每次都必须手动对上述评估进行评分会很快变得非常烦人，特别是如果评估是更现实的大小（数十、数百甚至数千个问题）。幸运的是，有一个更好的方法！我们实际上可以让 Claude 为我们做评分。让我们看看如何使用上面相同的评估和完成来实现这一点。

In [12]:
# We start by defining a "grader prompt" template.
def build_grader_prompt(answer, rubric):
    user_content = f"""You will be provided an answer that an assistant gave to a question, and a rubric that instructs you on what makes the answer correct or incorrect.
    
    Here is the answer that the assistant gave to the question.
    <answer>{answer}</answer>
    
    Here is the rubric on what makes the answer correct or incorrect.
    <rubric>{rubric}</rubric>
    
    An answer is correct if it entirely meets the rubric criteria, and is otherwise incorrect. =
    First, think through whether the answer is correct or incorrect based on the rubric inside <thinking></thinking> tags. Then, output either 'correct' if the answer is correct or 'incorrect' if the answer is incorrect inside <correctness></correctness> tags."""

    messages = [{"role": "user", "content": user_content}]
    return messages


# Now we define the full grade_completion function.
import re


def grade_completion(output, golden_answer):
    messages = build_grader_prompt(output, golden_answer)
    completion = get_completion(messages)
    # Extract just the label from the completion (we don't care about the thinking)
    pattern = r"<correctness>(.*?)</correctness>"
    match = re.search(pattern, completion, re.DOTALL)
    if match:
        return match.group(1).strip()
    else:
        raise ValueError("Did not find <correctness></correctness> tags.")

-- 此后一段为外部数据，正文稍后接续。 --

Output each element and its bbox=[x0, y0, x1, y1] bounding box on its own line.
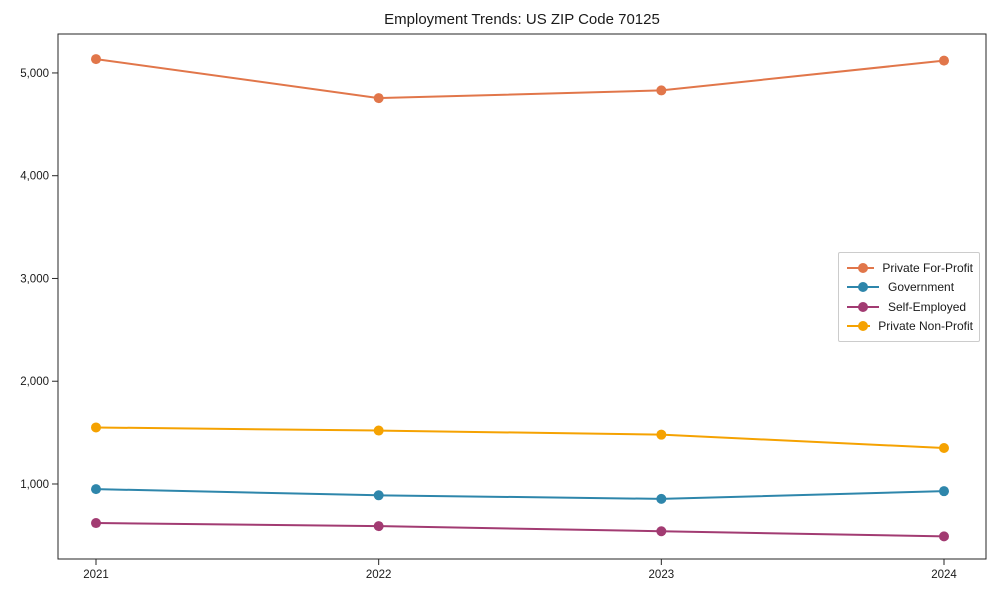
series-line-government bbox=[95, 488, 945, 500]
data-point-government bbox=[656, 493, 667, 504]
x-tick-label: 2023 bbox=[649, 569, 675, 581]
plot-border bbox=[57, 33, 987, 560]
data-point-self-employed bbox=[656, 526, 667, 537]
data-point-self-employed bbox=[373, 521, 384, 532]
legend-label: Government bbox=[888, 280, 955, 295]
legend-marker-icon bbox=[847, 282, 879, 293]
y-tick-label: 3,000 bbox=[20, 273, 49, 285]
y-tick-label: 2,000 bbox=[20, 376, 49, 388]
data-point-self-employed bbox=[939, 531, 949, 542]
legend-label: Private For-Profit bbox=[882, 260, 973, 275]
legend-item-private-for-profit: Private For-Profit bbox=[846, 258, 973, 277]
x-tick-label: 2021 bbox=[83, 569, 109, 581]
legend-marker-icon bbox=[847, 262, 875, 273]
legend-marker-icon bbox=[847, 301, 879, 312]
y-tick-label: 1,000 bbox=[20, 479, 49, 491]
y-tick-label: 4,000 bbox=[20, 171, 49, 183]
legend: Private For-Profit Government Self-Employe… bbox=[838, 252, 980, 342]
data-point-private-for-profit bbox=[656, 85, 667, 96]
legend-label: Self-Employed bbox=[888, 299, 967, 314]
x-tick-label: 2022 bbox=[366, 569, 392, 581]
data-point-government bbox=[939, 486, 949, 497]
x-tick-label: 2024 bbox=[931, 569, 957, 581]
data-point-private-non-profit bbox=[656, 429, 667, 440]
legend-marker-icon bbox=[847, 321, 871, 332]
data-point-private-non-profit bbox=[91, 422, 101, 433]
data-point-private-for-profit bbox=[373, 93, 384, 104]
series-line-private-non-profit bbox=[95, 426, 945, 450]
legend-item-government: Government bbox=[846, 278, 973, 297]
data-point-private-for-profit bbox=[91, 54, 101, 65]
legend-item-private-non-profit: Private Non-Profit bbox=[846, 317, 973, 336]
y-tick-label: 5,000 bbox=[20, 68, 49, 80]
chart-title: Employment Trends: US ZIP Code 70125 bbox=[384, 11, 660, 28]
legend-item-self-employed: Self-Employed bbox=[846, 297, 973, 316]
data-point-private-non-profit bbox=[939, 443, 949, 454]
series-line-private-for-profit bbox=[95, 58, 945, 100]
data-point-self-employed bbox=[91, 518, 101, 529]
data-point-private-for-profit bbox=[939, 55, 949, 66]
data-point-government bbox=[91, 484, 101, 495]
data-point-private-non-profit bbox=[373, 425, 384, 436]
legend-label: Private Non-Profit bbox=[878, 319, 973, 334]
series-line-self-employed bbox=[95, 522, 945, 538]
data-point-government bbox=[373, 490, 384, 501]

# Run the grader function on our outputs and print the score.
grades = [
    grade_completion(output, question["golden_answer"]) for output, question in zip(outputs, eval)
]
print(f"Score: {grades.count('correct') / len(grades) * 100}%")

Score: 66.66666666666666%


如您所见，基于 claude 的评分器能够以高准确度正确分析和评分 Claude 的响应，为您节省宝贵的时间。

现在您了解了评估的不同评分设计模式，并准备开始构建您自己的评估。当您这样做时，这里有一些指导性智慧可以帮助您入门。
- 尽可能使您的评估特定于您的任务，并尝试让评估中的分布代表~现实生活中的问题和问题难度分布。
- 知道基于模型的评分器是否能在评分您的任务上做得好的唯一方法是尝试。尝试一下并阅读一些示例，看看您的任务是否是好的候选者。
- 通常，您和可自动化评估之间唯一存在的就是巧妙的设计。尝试以能够自动化评分的方式构建问题，同时仍然忠实于任务。将问题重新格式化为多项选择题是这里常见的策略。
- 通常，您应该更喜欢问题的更高数量和更低质量，而不是数量很少但质量很高的质量。